For this case,
tensor_input = torch.Tensor([[[[-0.6572, -0.0377, 0.2676, -0.2568, -1.6279, -0.3259, -0.1349,
-0.6699, 1.0273, 0.0203, -0.7080, 0.9360, 0.8535, 0.0132,
1.2920, -0.4414, -0.5073, -0.5352, 0.2313, 0.1196, -0.7681,
-0.9087, -0.4175, -0.0583, -1.1299, 1.5000, 0.0756, 0.4622,
-0.5273, 1.7432, -0.8896, 1.7295, -0.7310, -0.7080, -0.0253,
0.7202, 2.2656, 1.2324, 1.0000, 0.8584, -3.2207, 0.0425,
-1.3242, -0.0217, 0.2297, -0.3833, -0.0539, 1.2920, -0.6719,
0.3425, 1.4785, 0.6108, 0.5913, -1.3027, -1.0791]]]])
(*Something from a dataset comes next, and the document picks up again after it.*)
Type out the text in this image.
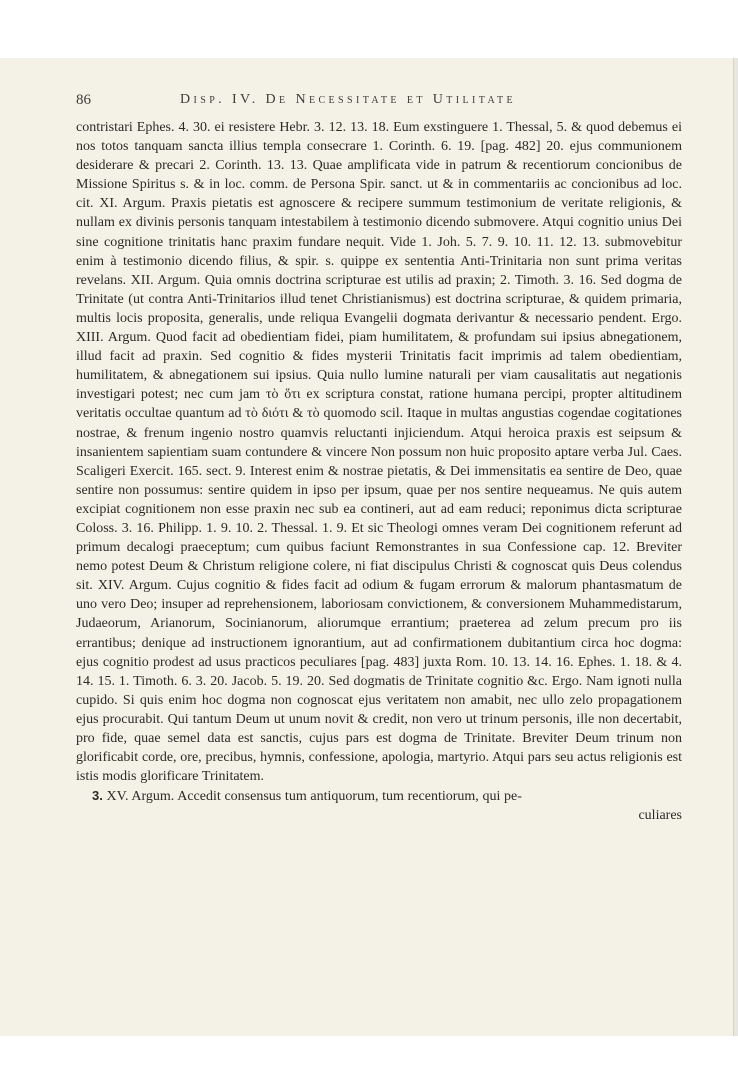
86	Disp. IV. De Necessitate et Utilitate

contristari Ephes. 4. 30. ei resistere Hebr. 3. 12. 13. 18. Eum exstinguere 1. Thessal, 5. & quod debemus ei nos totos tanquam sancta illius templa consecrare 1. Corinth. 6. 19. [pag. 482] 20. ejus communionem desiderare & precari 2. Corinth. 13. 13. Quae amplificata vide in patrum & recentiorum concionibus de Missione Spiritus s. & in loc. comm. de Persona Spir. sanct. ut & in commentariis ac concionibus ad loc. cit. XI. Argum. Praxis pietatis est agnoscere & recipere summum testimonium de veritate religionis, & nullam ex divinis personis tanquam intestabilem à testimonio dicendo submovere. Atqui cognitio unius Dei sine cognitione trinitatis hanc praxim fundare nequit. Vide 1. Joh. 5. 7. 9. 10. 11. 12. 13. submovebitur enim à testimonio dicendo filius, & spir. s. quippe ex sententia Anti-Trinitaria non sunt prima veritas revelans. XII. Argum. Quia omnis doctrina scripturae est utilis ad praxin; 2. Timoth. 3. 16. Sed dogma de Trinitate (ut contra Anti-Trinitarios illud tenet Christianismus) est doctrina scripturae, & quidem primaria, multis locis proposita, generalis, unde reliqua Evangelii dogmata derivantur & necessario pendent. Ergo. XIII. Argum. Quod facit ad obedientiam fidei, piam humilitatem, & profundam sui ipsius abnegationem, illud facit ad praxin. Sed cognitio & fides mysterii Trinitatis facit imprimis ad talem obedientiam, humilitatem, & abnegationem sui ipsius. Quia nullo lumine naturali per viam causalitatis aut negationis investigari potest; nec cum jam τὸ ὅτι ex scriptura constat, ratione humana percipi, propter altitudinem veritatis occultae quantum ad τὸ διότι & τὸ quomodo scil. Itaque in multas angustias cogendae cogitationes nostrae, & frenum ingenio nostro quamvis reluctanti injiciendum. Atqui heroica praxis est seipsum & insanientem sapientiam suam contundere & vincere Non possum non huic proposito aptare verba Jul. Caes. Scaligeri Exercit. 165. sect. 9. Interest enim & nostrae pietatis, & Dei immensitatis ea sentire de Deo, quae sentire non possumus: sentire quidem in ipso per ipsum, quae per nos sentire nequeamus. Ne quis autem excipiat cognitionem non esse praxin nec sub ea contineri, aut ad eam reduci; reponimus dicta scripturae Coloss. 3. 16. Philipp. 1. 9. 10. 2. Thessal. 1. 9. Et sic Theologi omnes veram Dei cognitionem referunt ad primum decalogi praeceptum; cum quibus faciunt Remonstrantes in sua Confessione cap. 12. Breviter nemo potest Deum & Christum religione colere, ni fiat discipulus Christi & cognoscat quis Deus colendus sit. XIV. Argum. Cujus cognitio & fides facit ad odium & fugam errorum & malorum phantasmatum de uno vero Deo; insuper ad reprehensionem, laboriosam convictionem, & conversionem Muhammedistarum, Judaeorum, Arianorum, Socinianorum, aliorumque errantium; praeterea ad zelum precum pro iis errantibus; denique ad instructionem ignorantium, aut ad confirmationem dubitantium circa hoc dogma: ejus cognitio prodest ad usus practicos peculiares [pag. 483] juxta Rom. 10. 13. 14. 16. Ephes. 1. 18. & 4. 14. 15. 1. Timoth. 6. 3. 20. Jacob. 5. 19. 20. Sed dogmatis de Trinitate cognitio &c. Ergo. Nam ignoti nulla cupido. Si quis enim hoc dogma non cognoscat ejus veritatem non amabit, nec ullo zelo propagationem ejus procurabit. Qui tantum Deum ut unum novit & credit, non vero ut trinum personis, ille non decertabit, pro fide, quae semel data est sanctis, cujus pars est dogma de Trinitate. Breviter Deum trinum non glorificabit corde, ore, precibus, hymnis, confessione, apologia, martyrio. Atqui pars seu actus religionis est istis modis glorificare Trinitatem.

3. XV. Argum. Accedit consensus tum antiquorum, tum recentiorum, qui pe-
culiares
value_gpu, index_gpu = torch.mode(tensor_input.cuda(), -1, False)
value_cpu, index_cpu = torch.mode(tensor_input.cpu(), -1, False)
print("value_gpu is: ", value_gpu)
print("value_cpu is: ", value_cpu)
the running result is:
value_gpu is: tensor([[[1.2920]]], device='cuda:0')
value_cpu is: tensor([[[-0.7080]]])
For the input tensor, 1.2920 and -0.7080, both values above appear twice, why CPU return -0.7080, while GPU return 1.2920 ?
If all point values appear only once, CPU and GPU will return the minimum, why partial point value appear twice, CPU still return the minimum, while GPU will not return the minimum?
I wonder if this phenomenon is reasonable?